Abstract
It is well known that networks are dynamic graphs, and the topology of a network can be described by a graph. Thus, the reliability of a network under edge failure is defined as the probability that its corresponding topological graph remains connected under the condition that the edges fail with independent probabilities. In this paper, the reliability of a class of two-layer networks is considered, where each layer is a complete graph and the edges joining different layers are one-to-one correspondingly connected. The edge failure probability is uniform in the same layer and distinct in different layers and between layers. The recursive formula for the reliability (reliability polynomial) of the two-layer network is obtained, and the corresponding algorithm is also given. Furthermore, the reliability of several networks is computed by Python, which verifies the correctness of the algorithm.
MSC:
68R05; 68R10; 05C31; 05C82
1. Introduction
With the continuous development of science and technology, various networks have interwoven to form an extremely convenient living environment for humans, such as transportation networks, logistics networks, communication networks, and so on [1,2,3]. The nodes or links of these networks may be damaged by different factors [4,5,6], which, in turn, affect the normal operation of the network or even cause network crashes, posing many challenges and inconveniences to people’s work and life. Therefore, network reliability has become an important research direction in the fields of network science, graph theory, and combinatorial mathematics.
However, most network systems do not operate independently but are interconnected in practice. For example, highway, railroad, and aviation networks in transportation systems are interconnected, computer networks and power grids are interdependent, and social networks of different channels influence each other [7,8,9]. In view of this, it has been difficult to meet the practical needs by abstracting various real systems to a single-layer network (single network); therefore, it is extremely necessary to study the reliability of multi-layer networks for the increasingly complex network environments.
As is well known, networks are dynamic graphs, and the topology of a network is described through graphics. In this paper, we no longer distinguish between graphs and networks. So, the reliability of the network is usually transformed into the reliability of the graph. To date, there have been numerous studies on network reliability [10,11,12,13,14,15,16,17,18]. According to the research purposes, these studies are mainly divided into two main areas: reliability analysis [10,11,12,13] and reliability design [14,15,16,17,18].
Based on the number of key nodes, they are further divided into two areas: all-terminal reliability [11,17,18] (connection probability of all vertices of a graph) and k-terminal network reliability [10,12,13,14,15,16] (connection probability of k key vertices in a graph), where with n being the node number of the network.
Indeed, the all-terminal network can be viewed as a single-layer network, while the k-terminal network can be viewed as a multi-layer network.
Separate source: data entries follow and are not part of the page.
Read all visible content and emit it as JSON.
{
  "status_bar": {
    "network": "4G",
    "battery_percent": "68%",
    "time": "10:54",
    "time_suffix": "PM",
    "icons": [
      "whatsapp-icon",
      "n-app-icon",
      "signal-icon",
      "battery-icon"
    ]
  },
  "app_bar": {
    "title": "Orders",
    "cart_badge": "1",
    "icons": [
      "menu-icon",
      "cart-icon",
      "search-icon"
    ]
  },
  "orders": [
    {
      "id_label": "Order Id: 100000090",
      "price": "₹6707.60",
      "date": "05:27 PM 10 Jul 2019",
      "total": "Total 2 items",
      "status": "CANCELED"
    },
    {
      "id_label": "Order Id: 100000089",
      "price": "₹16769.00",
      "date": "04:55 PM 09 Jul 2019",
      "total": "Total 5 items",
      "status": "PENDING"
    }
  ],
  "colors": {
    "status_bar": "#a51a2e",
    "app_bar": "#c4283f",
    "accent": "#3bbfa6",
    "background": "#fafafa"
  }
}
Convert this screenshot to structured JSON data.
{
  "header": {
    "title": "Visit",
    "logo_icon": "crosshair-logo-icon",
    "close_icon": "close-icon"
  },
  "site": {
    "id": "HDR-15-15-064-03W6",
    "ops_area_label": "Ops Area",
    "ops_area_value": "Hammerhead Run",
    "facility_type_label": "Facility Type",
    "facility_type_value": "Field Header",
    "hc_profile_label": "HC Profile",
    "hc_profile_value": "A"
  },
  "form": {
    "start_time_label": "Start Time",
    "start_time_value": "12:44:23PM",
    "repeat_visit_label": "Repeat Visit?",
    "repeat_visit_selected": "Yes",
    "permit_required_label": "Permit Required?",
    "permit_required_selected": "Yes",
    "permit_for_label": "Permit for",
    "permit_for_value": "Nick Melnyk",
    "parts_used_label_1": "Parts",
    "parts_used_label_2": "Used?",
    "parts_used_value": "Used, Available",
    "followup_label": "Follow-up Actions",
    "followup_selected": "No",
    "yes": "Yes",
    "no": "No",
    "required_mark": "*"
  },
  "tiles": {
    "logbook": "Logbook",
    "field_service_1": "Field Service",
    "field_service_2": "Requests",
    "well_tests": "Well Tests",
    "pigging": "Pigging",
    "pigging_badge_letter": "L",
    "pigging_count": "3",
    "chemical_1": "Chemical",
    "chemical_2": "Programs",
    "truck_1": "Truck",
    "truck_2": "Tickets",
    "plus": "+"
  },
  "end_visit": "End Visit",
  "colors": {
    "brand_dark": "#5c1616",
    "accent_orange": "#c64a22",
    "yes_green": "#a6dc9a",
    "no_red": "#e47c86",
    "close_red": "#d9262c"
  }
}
If k key nodes are mutually reachable, the k-terminal network is a two-layer network with a target node layer with k key nodes and a non-target node layer with non-key nodes. In 2021, Xie et al. investigated the problems of uniform optimality [14] for two-terminal graphs and local optimality [15] and uniform optimality [16] for three-terminal graphs, i.e., the optimality problem for two classes of two-layer networks under edge failure with the same probability.
In this paper, we define a class of two-layer networks by the original definition of multi-layer networks [9] and explore their reliability under the condition that the edges fail with independent probabilities. In addition, considering that the link properties between and within each layer in a two-layer network are different, we distinguish the edge failure probabilities unlike most existing studies with the same probability of all edge failures. We obtain a recursive formula for the reliability polynomial of this class of two-layer networks and design a Python algorithm based on this formula to quickly and efficiently output its reliability polynomial by inputting the number of points in each layer of the network and the number of edges between layers.
The two-layer network studied in this paper is fully connected within the layer with only a one-to-one connection between the layers for connecting edges, which is characterized by the full connection of nodes within the layer to achieve efficient information interaction, while the one-to-one connection mode is adopted between the layers to ensure the accuracy of information transfer. Based on the different properties of edges, different failure probabilities are defined to further study their reliability in accordance with the operation characteristics of the real network. This research provides a theoretical basis and research direction for more generalized reliability computation of multi-layer networks. It is also interesting to consider the reliability of two-layer networks with each layer being a complete bipartite graph [19].
This paper is organized as follows. In Section 2, some related basic definitions and notations are given. In Section 3, a recursive formula for the reliability polynomials of a class of two-layer networks is determined. In Section 4, a Python algorithm is designed based on the recursive formula to compute the reliability probabilities of the two-layer network. And we use the Python program to calculate the reliability polynomials for several networks and compare the results with conventional methods in order to double-check the correctness of our recursive formula. Section 5 summarizes the paper.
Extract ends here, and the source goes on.